C’est au grand plaisir des lecteurs de poésie que les éditions Trois-Pistoles ont réédité les premiers recueils de Benoît Chaput. Ce dernier, animateur de la petite maison L’Oie de Cravan depuis une douzaine d’années, demeure sous-estimé comme poète, et ceux qui l’ont découvert avec Le démon familier en 2001 auront avantage à remonter vers ces plaquettes de 1992 et 1998 désormais réunies en un volume.
Sur le ton d’un enfant tour à tour charmé puis déçu, Benoît Chaput s’attache à une parole naïve, imprégnée cependant par une révolte de fond. À partir de réalités simples et dans un vocabulaire très sobre, il parvient à ébranler un peu notre vision du monde, à faire surgir de nouvelles interrogations. « Un arbre s’élève / lentement il est redoutable / ses racines sur mes mains / amènent la peau à s’éclaircir / et le regard que j’ai / rougit de ma compréhension / soudaine. »

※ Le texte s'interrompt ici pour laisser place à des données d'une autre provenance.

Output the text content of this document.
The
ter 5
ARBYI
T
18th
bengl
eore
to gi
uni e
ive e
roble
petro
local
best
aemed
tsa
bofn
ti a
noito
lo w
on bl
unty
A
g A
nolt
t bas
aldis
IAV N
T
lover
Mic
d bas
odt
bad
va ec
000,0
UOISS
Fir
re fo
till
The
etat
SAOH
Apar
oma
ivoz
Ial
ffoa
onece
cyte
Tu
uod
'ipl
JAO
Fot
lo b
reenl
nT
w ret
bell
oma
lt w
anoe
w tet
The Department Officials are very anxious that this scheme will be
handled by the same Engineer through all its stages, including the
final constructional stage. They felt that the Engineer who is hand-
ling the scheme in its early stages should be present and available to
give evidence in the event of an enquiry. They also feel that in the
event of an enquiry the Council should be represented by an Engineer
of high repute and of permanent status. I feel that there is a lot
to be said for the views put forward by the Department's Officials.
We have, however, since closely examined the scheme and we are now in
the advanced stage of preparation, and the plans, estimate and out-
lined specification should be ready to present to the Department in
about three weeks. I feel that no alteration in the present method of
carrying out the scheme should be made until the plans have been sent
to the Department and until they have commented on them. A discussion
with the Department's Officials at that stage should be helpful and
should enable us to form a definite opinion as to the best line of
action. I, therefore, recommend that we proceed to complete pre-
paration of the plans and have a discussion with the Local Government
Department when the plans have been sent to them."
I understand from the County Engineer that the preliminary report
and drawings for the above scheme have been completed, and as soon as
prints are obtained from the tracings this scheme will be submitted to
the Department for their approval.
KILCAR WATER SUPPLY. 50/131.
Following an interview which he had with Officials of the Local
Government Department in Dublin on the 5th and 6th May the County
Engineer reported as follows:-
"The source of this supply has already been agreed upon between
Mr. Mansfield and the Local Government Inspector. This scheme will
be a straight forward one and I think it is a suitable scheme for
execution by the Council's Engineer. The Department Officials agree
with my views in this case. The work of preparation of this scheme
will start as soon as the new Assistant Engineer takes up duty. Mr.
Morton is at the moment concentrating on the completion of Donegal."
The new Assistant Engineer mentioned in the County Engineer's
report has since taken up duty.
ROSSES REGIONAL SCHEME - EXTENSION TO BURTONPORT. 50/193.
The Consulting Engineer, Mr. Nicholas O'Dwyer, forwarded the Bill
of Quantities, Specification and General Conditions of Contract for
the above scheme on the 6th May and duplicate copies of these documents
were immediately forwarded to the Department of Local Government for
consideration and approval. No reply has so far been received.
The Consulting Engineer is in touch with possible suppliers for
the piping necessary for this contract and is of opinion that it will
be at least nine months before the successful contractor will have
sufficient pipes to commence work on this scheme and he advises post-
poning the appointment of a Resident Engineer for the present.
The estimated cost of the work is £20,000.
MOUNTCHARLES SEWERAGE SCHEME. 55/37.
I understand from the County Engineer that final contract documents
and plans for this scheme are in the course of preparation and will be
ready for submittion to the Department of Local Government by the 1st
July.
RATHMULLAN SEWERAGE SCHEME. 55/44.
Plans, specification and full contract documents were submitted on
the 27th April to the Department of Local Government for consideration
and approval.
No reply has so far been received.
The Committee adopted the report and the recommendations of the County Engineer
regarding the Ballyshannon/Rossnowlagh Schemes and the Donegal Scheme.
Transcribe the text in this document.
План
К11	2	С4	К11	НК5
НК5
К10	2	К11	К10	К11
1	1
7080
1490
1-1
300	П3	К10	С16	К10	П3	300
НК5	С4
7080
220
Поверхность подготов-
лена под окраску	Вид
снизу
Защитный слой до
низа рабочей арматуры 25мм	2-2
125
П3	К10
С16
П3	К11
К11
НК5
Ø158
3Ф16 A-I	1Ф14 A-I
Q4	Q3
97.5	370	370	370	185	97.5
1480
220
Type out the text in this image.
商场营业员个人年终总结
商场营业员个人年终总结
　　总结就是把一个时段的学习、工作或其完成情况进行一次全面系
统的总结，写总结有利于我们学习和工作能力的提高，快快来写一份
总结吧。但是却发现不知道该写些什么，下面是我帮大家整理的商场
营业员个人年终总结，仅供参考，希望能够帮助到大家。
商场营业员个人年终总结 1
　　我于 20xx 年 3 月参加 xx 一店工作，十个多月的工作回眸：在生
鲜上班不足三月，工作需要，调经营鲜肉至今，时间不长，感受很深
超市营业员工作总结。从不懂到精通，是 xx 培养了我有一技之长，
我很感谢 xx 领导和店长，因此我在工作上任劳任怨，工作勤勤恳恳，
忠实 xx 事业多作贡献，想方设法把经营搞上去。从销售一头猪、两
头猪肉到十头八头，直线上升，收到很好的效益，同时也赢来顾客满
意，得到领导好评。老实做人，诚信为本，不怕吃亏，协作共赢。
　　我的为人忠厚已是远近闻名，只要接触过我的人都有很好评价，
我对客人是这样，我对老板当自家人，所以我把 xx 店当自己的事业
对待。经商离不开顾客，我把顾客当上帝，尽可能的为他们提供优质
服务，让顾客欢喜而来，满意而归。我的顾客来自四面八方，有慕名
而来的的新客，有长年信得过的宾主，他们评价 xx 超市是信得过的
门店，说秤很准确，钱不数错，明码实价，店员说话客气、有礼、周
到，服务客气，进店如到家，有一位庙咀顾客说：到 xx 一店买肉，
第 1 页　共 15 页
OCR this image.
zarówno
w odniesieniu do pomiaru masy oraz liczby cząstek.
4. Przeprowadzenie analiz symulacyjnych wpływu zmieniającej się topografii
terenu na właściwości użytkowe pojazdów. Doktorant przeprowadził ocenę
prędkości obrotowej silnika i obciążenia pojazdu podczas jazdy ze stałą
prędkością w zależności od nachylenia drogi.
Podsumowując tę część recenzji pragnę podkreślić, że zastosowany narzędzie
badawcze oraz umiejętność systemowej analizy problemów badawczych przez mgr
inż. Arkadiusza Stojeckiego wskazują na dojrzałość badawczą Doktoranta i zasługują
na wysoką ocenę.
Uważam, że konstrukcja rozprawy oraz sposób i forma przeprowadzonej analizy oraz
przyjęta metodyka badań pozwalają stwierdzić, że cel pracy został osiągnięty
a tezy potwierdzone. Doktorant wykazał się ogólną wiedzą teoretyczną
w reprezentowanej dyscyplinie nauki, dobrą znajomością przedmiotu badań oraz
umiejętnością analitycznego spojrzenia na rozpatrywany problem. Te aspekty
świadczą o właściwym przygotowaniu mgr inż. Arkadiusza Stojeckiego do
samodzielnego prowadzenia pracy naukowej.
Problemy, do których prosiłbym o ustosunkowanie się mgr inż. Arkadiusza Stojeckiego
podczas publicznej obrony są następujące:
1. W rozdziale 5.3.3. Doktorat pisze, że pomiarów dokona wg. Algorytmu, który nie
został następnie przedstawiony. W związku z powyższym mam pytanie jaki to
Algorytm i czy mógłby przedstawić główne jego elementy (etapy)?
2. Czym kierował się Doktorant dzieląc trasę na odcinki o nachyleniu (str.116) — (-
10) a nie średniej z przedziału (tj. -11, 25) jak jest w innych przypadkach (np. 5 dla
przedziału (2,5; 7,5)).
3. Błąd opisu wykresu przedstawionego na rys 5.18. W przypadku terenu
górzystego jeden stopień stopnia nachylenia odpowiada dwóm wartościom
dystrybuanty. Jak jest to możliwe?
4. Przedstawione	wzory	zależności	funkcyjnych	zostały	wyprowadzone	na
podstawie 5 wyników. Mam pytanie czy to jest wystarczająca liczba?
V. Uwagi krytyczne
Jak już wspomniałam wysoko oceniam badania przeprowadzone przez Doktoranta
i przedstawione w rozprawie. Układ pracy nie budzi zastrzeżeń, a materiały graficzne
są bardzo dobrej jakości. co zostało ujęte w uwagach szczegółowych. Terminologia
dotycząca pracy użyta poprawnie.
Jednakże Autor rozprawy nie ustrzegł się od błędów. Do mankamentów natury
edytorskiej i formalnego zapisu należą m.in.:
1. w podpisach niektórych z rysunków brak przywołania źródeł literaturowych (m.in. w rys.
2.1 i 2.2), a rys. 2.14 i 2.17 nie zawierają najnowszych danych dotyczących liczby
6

Pensif au sein d’un bestiaire d’animaux domestiques ou sauvages, le poète aimerait parfois « être un chat / et ne plus jamais / ne plus jamais penser ». Mais il a quitté l’Éden, et s’il retient sa colère devant un monde laid et menaçant, c’est en approfondissant les variantes du réel qu’il atteindra à nouveau une relative propreté d’âme. Plus que de nombreux poètes urbains, ce campagnard du verbe sait admirablement scruter ce qui nous sépare et ce qui nous unit, le difficile amalgame du personnel et du social, et ce, toujours selon une impulsion qui se méfie de l’analyse. « Je tends des pièges à mon intelligence. Je traque la piste des bêtes de l’invisible. » En vers (Loin de nos bêtes) ou en prose (Les bonnes intentions), Benoît Chaput nous fait vivement souhaiter un nouveau recueil.
Quant aux deux plus récentes productions de L’Oie de Cravan, elles sont exemplaires de l’approche hybride favorisée par le poète-éditeur. Ni poésie, ni bande dessinée, Mr Non Pigeon de Nadia Moss et Schmo de Jeff Ladouceur méritent un rayon à part dans les librairies. Si les mots demeurent assez accessoires chez ces « poètes ymagiers », ceux-ci rejoignent pourtant tout à fait l’esprit des poèmes de Benoît Chaput. Alors que le trait de Nadia Moss peut se faire beaucoup plus sombre et inquiétant que celui de Jeff Ladouceur, ce dernier sollicite les rondeurs grotesques pour nous prouver la folie de notre normalité. Il n’y a qu’à souhaiter à ces deux artistes de rejoindre un public aussi « indisciplinaire » qu’eux.